Thursday, April 1, 2010

Tribute to my Gran!

One of the reasons I haven't posted so much recently is that along with the birth of my son we have also had some loss. My Grandma passed away on the 28th of Feb, the death certificate says March 1st but that's more of a technicality.

Mary, my grandmother was 85 and was and always will be an idol. My grandfather Harold passed away 17 years ago, the day before my 13th birthday and he was more than my Grandfather, he was my best friend, my teacher, my mentor and my father, after all my biological father was worthless. My grandmother loved him dearly then and each day since, placing flowers on the church alter the Sunday of the week he died yearly, not even glancing towards another man, where I know a lot of women would move on to be happy a few years after, not my Gran though she stayed true to him always.

My brother was just a little over 1 at that time and she preserved with watching him as my Mum and Step-father worked (he is my dad for all intensive purposes). When I rebelled as a teenager she took me in and I lived with her until I got my own place, she taught me how to cook, bake and sew. She had to be pretty good as I can now make clothes that people think I bought. She taught me a lot about respect and love.

Once I moved from England to the United States I called her almost daily and some days we would talk for hours on end and others it was a quick check in. Soon she started to get sick and the doctors placed a shunt ready for dialysis should it get to that point and then in December of last year almost 4 years after the shunt was placed she started to not be able to shake colds and her limbs began to swell. Antibiotics were prescribed and the doctors came to her house, after all she was stubborn (wonder where I get this from). She canceled an appointment for her diabetes and kidney check because she was too ill to go and after that the doctor took some blood and she was admitted to hospital.

At the first hospital it was Gran as normal, complained that the food was horrid and that she was bored. Complained about the nurses, well she was 85 and getting a little grumpy. They found an issue with her heart skipping beats and basically it was more of a risk to attempt to fix it than to let it be. She was transferred to Manchester Hospital and had a round of dialysis. She made a huge recovery and was great for a couple of days and it began to slip again, she refused more dialysis as it was an uncomfortable procedure at this point and wanted to come home. It took a couple of weeks to make all the arrangements for her to come home, each day a little of my Gran disappeared, she forgot who my Mum was calling her Albert, imagined conversations that never happened and lost track of what day and time. She was giving up, not even wanting to watch Television, something she had done continually since my Gran dad had passed.

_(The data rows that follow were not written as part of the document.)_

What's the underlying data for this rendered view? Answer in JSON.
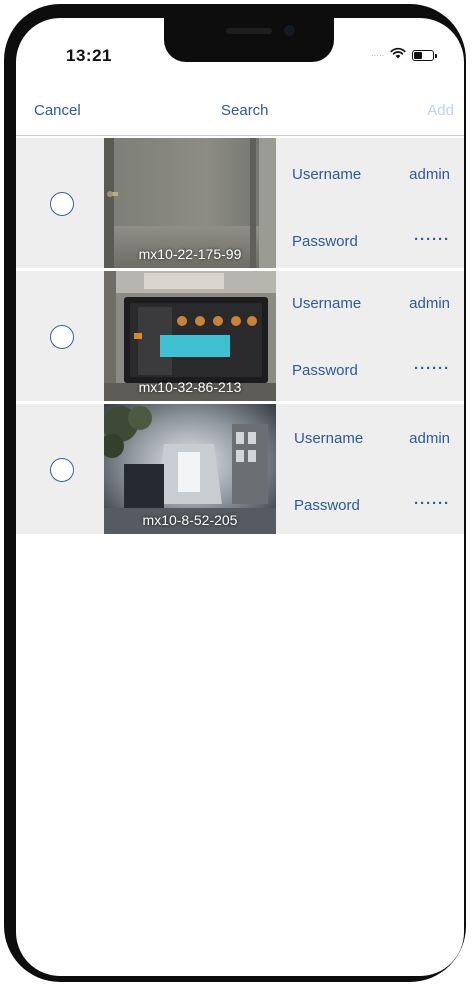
{
  "status_bar": {
    "time": "13:21",
    "signal_dots": "·····",
    "wifi_icon": "wifi-icon",
    "battery_icon": "battery-icon",
    "battery_level": 0.45
  },
  "navbar": {
    "cancel_label": "Cancel",
    "title": "Search",
    "add_label": "Add"
  },
  "cameras": [
    {
      "name": "mx10-22-175-99",
      "username_label": "Username",
      "username": "admin",
      "password_label": "Password",
      "password": "······",
      "selected": false
    },
    {
      "name": "mx10-32-86-213",
      "username_label": "Username",
      "username": "admin",
      "password_label": "Password",
      "password": "······",
      "selected": false
    },
    {
      "name": "mx10-8-52-205",
      "username_label": "Username",
      "username": "admin",
      "password_label": "Password",
      "password": "······",
      "selected": false
    }
  ],
  "colors": {
    "accent": "#2d5a9a",
    "disabled": "#c5d3e8",
    "row_background": "#eeeeee"
  }
}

Finally each thing was in place, the hospital bed was in her front room at home, the caregivers had a schedule and my Mum had changed her work so she could fill her assignments at home and she came home on Wednesday. It was a stressful homecoming as the ambulance crew struggled to get her in her home and threatened to take her back to the hospital but with endurance and trials it was accomplished.

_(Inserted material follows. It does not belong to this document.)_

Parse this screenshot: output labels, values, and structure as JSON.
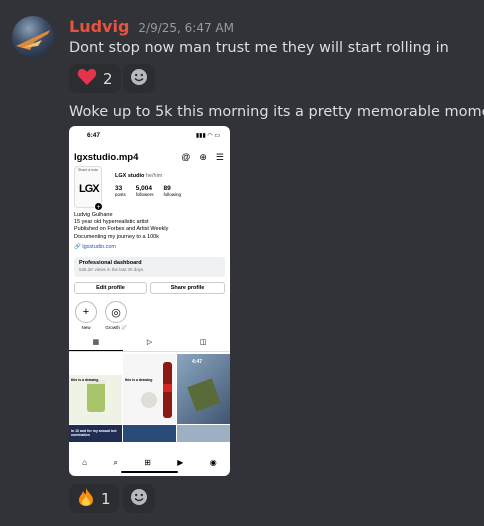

Grandma refused to believe she was at home, it didn't help that she was still in a hospital bed and had gone from pottering around the house, although with the help of a cane to bedridden in the 6 weeks in hospital. It also didn't help that the caregivers wore nurses uniforms. Grandma still wouldnt watch TV and my Mum struggled to get her to eat a spoonful of yogurt, although staying very British she managed her cups of tea.

I managed to speak to her once on the phone when she came home from the hospital and it wasn't the same person I had grown up around and as my Mum said at least she got my name right. Mum spent 24 hours a day by her side even through her arguments with people who weren't even there.

Sunday night the caregivers came and helped her be ready for sleep that night and an hour later my Mum realized she wasn't moving and found that my grandma has passed peacefully and quietly without a word. It took the Dr. till just after midnight to get there and call time of death and the police coroner a few hours longer. I received the news as the Dr left as my Mum didn't want to call me and be wrong about it.

I spoke to my Mum daily throughout my grans hospital stay with the exception of the 4 days I was in hospital having my son and still speak daily to her, still resolving each piece.

My mum wouldn't let me fly home for the funeral, its not my strong point I fell apart at the last funeral. I knew it was coming, I know it was for the best and it has ended the suffering and now she can be with my Gran dad again, the love of her life.

In our discussions, Mum thinks that she was waiting for the birth of her great - grandson as that was her constant concern and that once she heard from me and knew everything was ok she let go.